En outre, l’État devra verser, à l’Ordre des avocats du barreau de Limoges, et à la section française de l’Observatoire International des Prisons, la somme de mille huit cents euros, au titre des dispositions de l’article L. 761-1 du Code de justice administrative.
"Le début d’un combat"
"C’est une excellente décision, notamment concernant les sanitaires des détenus. De plus, avec astreinte, et quelle astreinte, 1000€ par jour de retard, c’est très rare", a réagi Me Richard Doudet.
Me Guillaume Laverdure, membre du barreau, qui avait accompagné le bâtonnier lors de sa visite, et qui représente, à Limoges, l’Observatoire International des Prisons, était un peu plus mesuré : "Effectivement, ce genre de mesures sous astreintes, avec un montant si élevé, c’est extrêmement rare, et c’est comme une victoire. S’il y a des injonctions, c’est que le tribunal administratif considère qu’il y a une urgence et des conditions indignes à la maison d’arrêt, et qu’il faut donc y remédier. Mais ce n’est que le début d’un combat. Je suis plus déçu sur la question des fenêtres cassées et surtout, des punaises de lit. Je trouve les motivations lacunaires. Il faut que j’interroge l’OIP pour voir ce que nous allons faire, car nous disposons d’un délai de qiunze jours pour faire appel de la décision devant le Conseil d'état."

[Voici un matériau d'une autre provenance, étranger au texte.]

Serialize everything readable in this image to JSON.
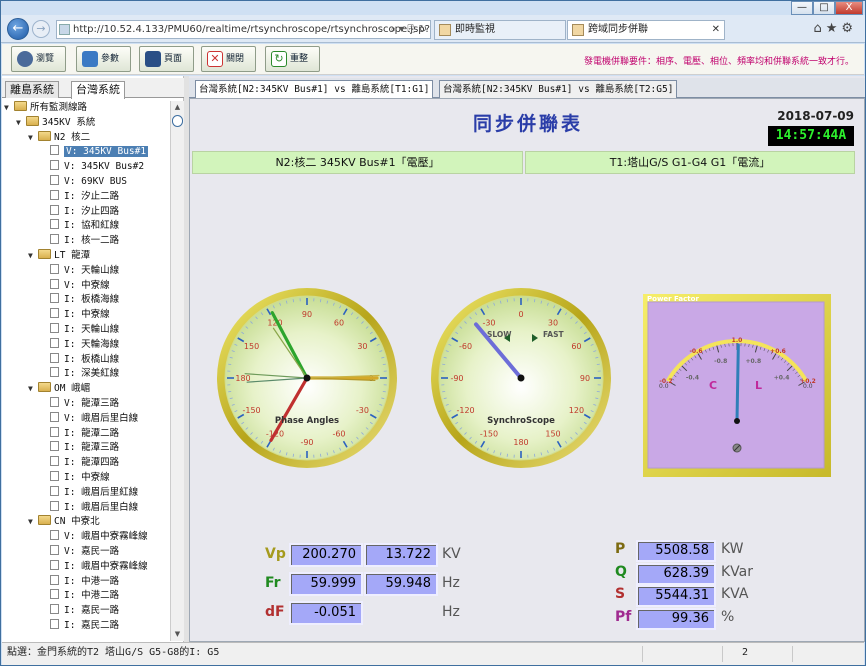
{
  "browser": {
    "url": "http://10.52.4.133/PMU60/realtime/rtsynchroscope/rtsynchroscope.jsp?fun=null",
    "addr_icons": "⌕ ▾ ⎘ ↻",
    "tabs": [
      {
        "label": "即時監視"
      },
      {
        "label": "跨域同步併聯"
      }
    ],
    "window_buttons": {
      "minimize": "—",
      "maximize": "□",
      "close": "X"
    },
    "right_icons": "⌂★⚙"
  },
  "toolbar": {
    "buttons": [
      {
        "label": "瀏覽"
      },
      {
        "label": "參數"
      },
      {
        "label": "頁面"
      },
      {
        "label": "關閉"
      },
      {
        "label": "重整"
      }
    ],
    "tip": "發電機併聯要件：相序、電壓、相位、頻率均和併聯系統一致才行。"
  },
  "sidebar": {
    "tabs": [
      "離島系統",
      "台灣系統"
    ],
    "tree": [
      {
        "label": "所有監測線路",
        "level": 0,
        "type": "folder"
      },
      {
        "label": "345KV 系統",
        "level": 1,
        "type": "folder"
      },
      {
        "label": "N2 核二",
        "level": 2,
        "type": "folder"
      },
      {
        "label": "V: 345KV Bus#1",
        "level": 3,
        "type": "doc",
        "selected": true
      },
      {
        "label": "V: 345KV Bus#2",
        "level": 3,
        "type": "doc"
      },
      {
        "label": "V: 69KV BUS",
        "level": 3,
        "type": "doc"
      },
      {
        "label": "I: 汐止二路",
        "level": 3,
        "type": "doc"
      },
      {
        "label": "I: 汐止四路",
        "level": 3,
        "type": "doc"
      },
      {
        "label": "I: 協和紅線",
        "level": 3,
        "type": "doc"
      },
      {
        "label": "I: 核一二路",
        "level": 3,
        "type": "doc"
      },
      {
        "label": "LT 龍潭",
        "level": 2,
        "type": "folder"
      },
      {
        "label": "V: 天輪山線",
        "level": 3,
        "type": "doc"
      },
      {
        "label": "V: 中寮線",
        "level": 3,
        "type": "doc"
      },
      {
        "label": "I: 板橋海線",
        "level": 3,
        "type": "doc"
      },
      {
        "label": "I: 中寮線",
        "level": 3,
        "type": "doc"
      },
      {
        "label": "I: 天輪山線",
        "level": 3,
        "type": "doc"
      },
      {
        "label": "I: 天輪海線",
        "level": 3,
        "type": "doc"
      },
      {
        "label": "I: 板橋山線",
        "level": 3,
        "type": "doc"
      },
      {
        "label": "I: 深美紅線",
        "level": 3,
        "type": "doc"
      },
      {
        "label": "OM 峨嵋",
        "level": 2,
        "type": "folder"
      },
      {
        "label": "V: 龍潭三路",
        "level": 3,
        "type": "doc"
      },
      {
        "label": "V: 峨眉后里白線",
        "level": 3,
        "type": "doc"
      },
      {
        "label": "I: 龍潭二路",
        "level": 3,
        "type": "doc"
      },
      {
        "label": "I: 龍潭三路",
        "level": 3,
        "type": "doc"
      },
      {
        "label": "I: 龍潭四路",
        "level": 3,
        "type": "doc"
      },
      {
        "label": "I: 中寮線",
        "level": 3,
        "type": "doc"
      },
      {
        "label": "I: 峨眉后里紅線",
        "level": 3,
        "type": "doc"
      },
      {
        "label": "I: 峨眉后里白線",
        "level": 3,
        "type": "doc"
      },
      {
        "label": "CN 中寮北",
        "level": 2,
        "type": "folder"
      },
      {
        "label": "V: 峨眉中寮霧峰線",
        "level": 3,
        "type": "doc"
      },
      {
        "label": "V: 嘉民一路",
        "level": 3,
        "type": "doc"
      },
      {
        "label": "I: 峨眉中寮霧峰線",
        "level": 3,
        "type": "doc"
      },
      {
        "label": "I: 中港一路",
        "level": 3,
        "type": "doc"
      },
      {
        "label": "I: 中港二路",
        "level": 3,
        "type": "doc"
      },
      {
        "label": "I: 嘉民一路",
        "level": 3,
        "type": "doc"
      },
      {
        "label": "I: 嘉民二路",
        "level": 3,
        "type": "doc"
      }
    ]
  },
  "main": {
    "tabs": [
      "台灣系統[N2:345KV Bus#1] vs 離島系統[T1:G1]",
      "台灣系統[N2:345KV Bus#1] vs 離島系統[T2:G5]"
    ],
    "title": "同步併聯表",
    "date": "2018-07-09",
    "time": "14:57:44A",
    "left_channel": "N2:核二 345KV Bus#1「電壓」",
    "right_channel": "T1:塔山G/S G1-G4 G1「電流」"
  },
  "gauges": {
    "phase": {
      "label": "Phase Angles",
      "ticks": [
        "0",
        "30",
        "60",
        "90",
        "120",
        "150",
        "180",
        "-150",
        "-120",
        "-90",
        "-60",
        "-30"
      ],
      "needles_deg": [
        0,
        -2,
        2,
        118,
        124,
        240,
        176,
        184
      ]
    },
    "synchro": {
      "label": "SynchroScope",
      "slow": "SLOW",
      "fast": "FAST",
      "ticks": [
        "0",
        "-30",
        "-60",
        "-90",
        "-120",
        "-150",
        "180",
        "150",
        "120",
        "90",
        "60",
        "30"
      ],
      "needle_deg": -40
    },
    "pf": {
      "title": "Power Factor",
      "scale": [
        "-0.2",
        "-0.4",
        "-0.6",
        "-0.8",
        "1.0",
        "+0.8",
        "+0.6",
        "+0.4",
        "+0.2"
      ],
      "ends": [
        "0.0",
        "0.0"
      ],
      "c": "C",
      "l": "L",
      "value": 0.993
    }
  },
  "readings": {
    "left": [
      {
        "label": "Vp",
        "v1": "200.270",
        "v2": "13.722",
        "unit": "KV"
      },
      {
        "label": "Fr",
        "v1": "59.999",
        "v2": "59.948",
        "unit": "Hz"
      },
      {
        "label": "dF",
        "v1": "-0.051",
        "v2": "",
        "unit": "Hz"
      }
    ],
    "right": [
      {
        "label": "P",
        "value": "5508.58",
        "unit": "KW"
      },
      {
        "label": "Q",
        "value": "628.39",
        "unit": "KVar"
      },
      {
        "label": "S",
        "value": "5544.31",
        "unit": "KVA"
      },
      {
        "label": "Pf",
        "value": "99.36",
        "unit": "%"
      }
    ]
  },
  "status": {
    "text": "點選：金門系統的T2 塔山G/S G5-G8的I: G5",
    "page": "2"
  },
  "colors": {
    "vp": "#a59a1d",
    "fr": "#208a20",
    "df": "#b23030",
    "p": "#7c6a10",
    "q": "#208a20",
    "s": "#b23030",
    "pf": "#a02a90"
  }
}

Me Doudet se voulait plus tempéré. "Il y aura un avant et un après notre visite. Concernant les punaises, le tribunal considère que le plan qu’a présenté le directeur de l’établissement lors de l’audience du 11 décembre allait dans le bon sens, il le qualifie d’envergure. Il se passe enfin des choses à la maison d’arrêt. Rien que ce matin, j'ai vu, mon cabinet est à juste côté, plus d’une centaine de chaises sorties d’un camion pour être amenées à l’intérieur."
"Une astreinte pareille, de mémoire, c’est du jamais vu. Mais ce n’est pas suffisant"
Mais il n’en va pas de même pour Fatima Benyoussa, déléguée du syndicat CGT pénitentiaire à la maison d’arrêt. Informée de la décision à sa sortie de service, sa première réaction s’est voulue ironique : "Apparemment, tout va très bien donc ! [rires] Plus sérieusement, c’est une très bonne chose, une astreinte pareille, de mémoire, c’est du jamais vu. Mais ce n’est pas suffisant, ça ne règle pas le problème des fenêtres et des punaises. Ce n’est toujours pas résolu, je n’ai pas encore vu passer d’entreprise, et la direction ne nous donne aucune information."
Concernant ces punaises, le plan d’envergure évoqué par la direction prévoit que l’opération de désinfestation soit lancée début janvier 2025, selon l’administration. Le quartier pour femmes, non infesté, sera évacué, afin d’y accueillir une aile du quartier pour hommes qui sera, à cette occasion, traitée. L’opération se répétera ainsi jusqu’à la désinfestation complète du quartier pour hommes. Le quartier pour femmes sera, par la suite, intégralement traité, en prévention, avant la réintégration des détenues femmes. Cette opération devrait durer jusqu’à la mi-mai 2025.
Contacté, le Ministère de la Justice n'a, pour l'heure, pas répondu à nos sollicitations.